Wednesday, 9 September 2009

Effects and Processing

Attention - The file hosting service I used for the mp3s below has removed the files for some reason, so until I find them and re-upload them the players won't work. Sorry folks =(

Half the fun of playing the keyboards for me is tweaking and developing new sounds. There are several areas to this, from subtractive synthesis to the creative use of sampling. There is one area that can be applied to any area of music, not just keyboards and synthesisers, and this area was probably the first to interest me; signal processing.

There are any number of ways to process a signal these days; there are traditional effects pedals, generally used by (although not exclusive to) guitarists, rack-mounted DSP hardware, software plug-ins and electro-mechanical devices (such as a plate reverb, or a Leslie rotating speaker) to name a few.

There are three in particular that I have found useful lately. This is by no means an exhaustive list, but it gives you some idea of what kind of things you can do.

Delay is commonly used in many areas of music, from automatic double tracking of vocals to The Edge's famous guitar sound. Using my Juno-G's on-board MFX system I've been able to produce various different types of delays, but my favourite is this.

What I've done there is used a multi-tap delay to create that "bouncing" sound, using an electric piano sound as the starting point. I've found it especially effective when used in the background of a mix.

Phasing is useful for creating very spacey sounds, adding movement to a sound. It can be applied to almost anything, from vocals through to drums. Jean Michel Jarre used an Electro Harmonix Small Stone phaser in conjunction with his Eminent 310 to create a sound not unlike the one below.

I've used samples from an Eminent 310 and phased them with a software plug-in. The principle is the same, although purists will tell you that it's not as good as the real thing. When it comes down to it though, there are some damn good free plug-ins on the internet, and if used correctly they can produce some stunning sounds.
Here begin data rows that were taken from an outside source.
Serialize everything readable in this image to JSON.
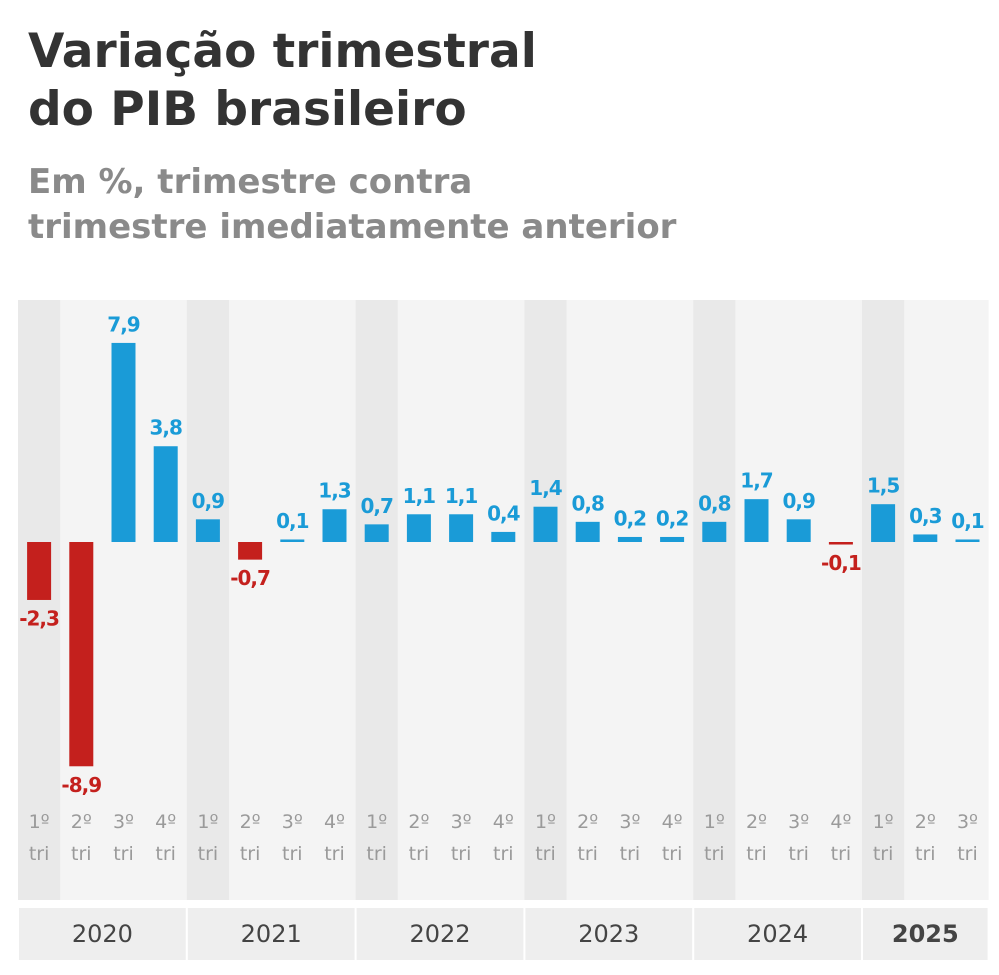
{
  "chart_data": {
    "type": "bar",
    "title": "Variação trimestral do PIB brasileiro",
    "subtitle": "Em %, trimestre contra trimestre imediatamente anterior",
    "categories": [
      "1º tri",
      "2º tri",
      "3º tri",
      "4º tri",
      "1º tri",
      "2º tri",
      "3º tri",
      "4º tri",
      "1º tri",
      "2º tri",
      "3º tri",
      "4º tri",
      "1º tri",
      "2º tri",
      "3º tri",
      "4º tri",
      "1º tri",
      "2º tri",
      "3º tri",
      "4º tri",
      "1º tri",
      "2º tri",
      "3º tri"
    ],
    "values": [
      -2.3,
      -8.9,
      7.9,
      3.8,
      0.9,
      -0.7,
      0.1,
      1.3,
      0.7,
      1.1,
      1.1,
      0.4,
      1.4,
      0.8,
      0.2,
      0.2,
      0.8,
      1.7,
      0.9,
      -0.1,
      1.5,
      0.3,
      0.1
    ],
    "value_labels": [
      "-2,3",
      "-8,9",
      "7,9",
      "3,8",
      "0,9",
      "-0,7",
      "0,1",
      "1,3",
      "0,7",
      "1,1",
      "1,1",
      "0,4",
      "1,4",
      "0,8",
      "0,2",
      "0,2",
      "0,8",
      "1,7",
      "0,9",
      "-0,1",
      "1,5",
      "0,3",
      "0,1"
    ],
    "groups": [
      {
        "label": "2020",
        "span": 4
      },
      {
        "label": "2021",
        "span": 4
      },
      {
        "label": "2022",
        "span": 4
      },
      {
        "label": "2023",
        "span": 4
      },
      {
        "label": "2024",
        "span": 4
      },
      {
        "label": "2025",
        "span": 3
      }
    ],
    "color": "#1a9bd7",
    "negative_color": "#c4201d"
  }
}
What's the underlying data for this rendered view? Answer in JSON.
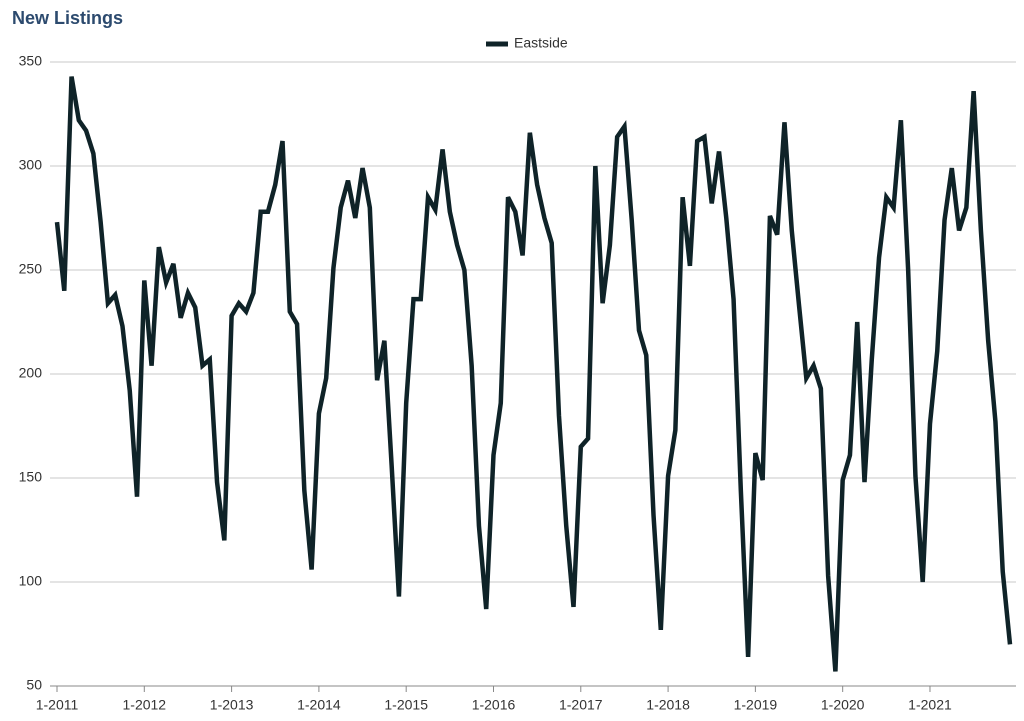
{
  "chart_data": {
    "type": "line",
    "title": "New Listings",
    "categories": [
      "1-2011",
      null,
      null,
      null,
      null,
      null,
      null,
      null,
      null,
      null,
      null,
      null,
      "1-2012",
      null,
      null,
      null,
      null,
      null,
      null,
      null,
      null,
      null,
      null,
      null,
      "1-2013",
      null,
      null,
      null,
      null,
      null,
      null,
      null,
      null,
      null,
      null,
      null,
      "1-2014",
      null,
      null,
      null,
      null,
      null,
      null,
      null,
      null,
      null,
      null,
      null,
      "1-2015",
      null,
      null,
      null,
      null,
      null,
      null,
      null,
      null,
      null,
      null,
      null,
      "1-2016",
      null,
      null,
      null,
      null,
      null,
      null,
      null,
      null,
      null,
      null,
      null,
      "1-2017",
      null,
      null,
      null,
      null,
      null,
      null,
      null,
      null,
      null,
      null,
      null,
      "1-2018",
      null,
      null,
      null,
      null,
      null,
      null,
      null,
      null,
      null,
      null,
      null,
      "1-2019",
      null,
      null,
      null,
      null,
      null,
      null,
      null,
      null,
      null,
      null,
      null,
      "1-2020",
      null,
      null,
      null,
      null,
      null,
      null,
      null,
      null,
      null,
      null,
      null,
      "1-2021",
      null,
      null,
      null,
      null,
      null,
      null,
      null,
      null,
      null,
      null,
      null
    ],
    "series": [
      {
        "name": "Eastside",
        "color": "#0f2328",
        "values": [
          273,
          240,
          343,
          322,
          317,
          306,
          273,
          234,
          238,
          223,
          192,
          141,
          245,
          204,
          261,
          244,
          253,
          227,
          239,
          232,
          204,
          207,
          148,
          120,
          228,
          234,
          230,
          239,
          278,
          278,
          291,
          312,
          230,
          224,
          144,
          106,
          181,
          198,
          251,
          280,
          293,
          275,
          299,
          280,
          197,
          216,
          156,
          93,
          186,
          236,
          236,
          285,
          279,
          308,
          278,
          262,
          250,
          204,
          127,
          87,
          161,
          186,
          285,
          278,
          257,
          316,
          291,
          275,
          263,
          180,
          127,
          88,
          165,
          169,
          300,
          234,
          262,
          314,
          319,
          274,
          221,
          209,
          132,
          77,
          151,
          173,
          285,
          252,
          312,
          314,
          282,
          307,
          275,
          236,
          144,
          64,
          162,
          149,
          276,
          267,
          321,
          269,
          233,
          198,
          204,
          193,
          103,
          57,
          149,
          161,
          225,
          148,
          207,
          256,
          285,
          280,
          322,
          250,
          151,
          100,
          176,
          211,
          274,
          299,
          269,
          280,
          336,
          269,
          216,
          177,
          105,
          70
        ]
      }
    ],
    "ylim": [
      50,
      350
    ],
    "yticks": [
      50,
      100,
      150,
      200,
      250,
      300,
      350
    ],
    "grid": true,
    "legend": "top"
  }
}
Wah-wah is an effect that increases or decreases the filter cutoff frequency, either by means of a pedal, or by following an LFO or envelope (in the case of auto-wah). The effect is so called because it is designed to mimic the human voice. It is used a lot by guitarists, but has also been used with electric pianos and synthesisers.

It's particularly effective when used in Funk music, especially when iused with an electric piano or a clavinet.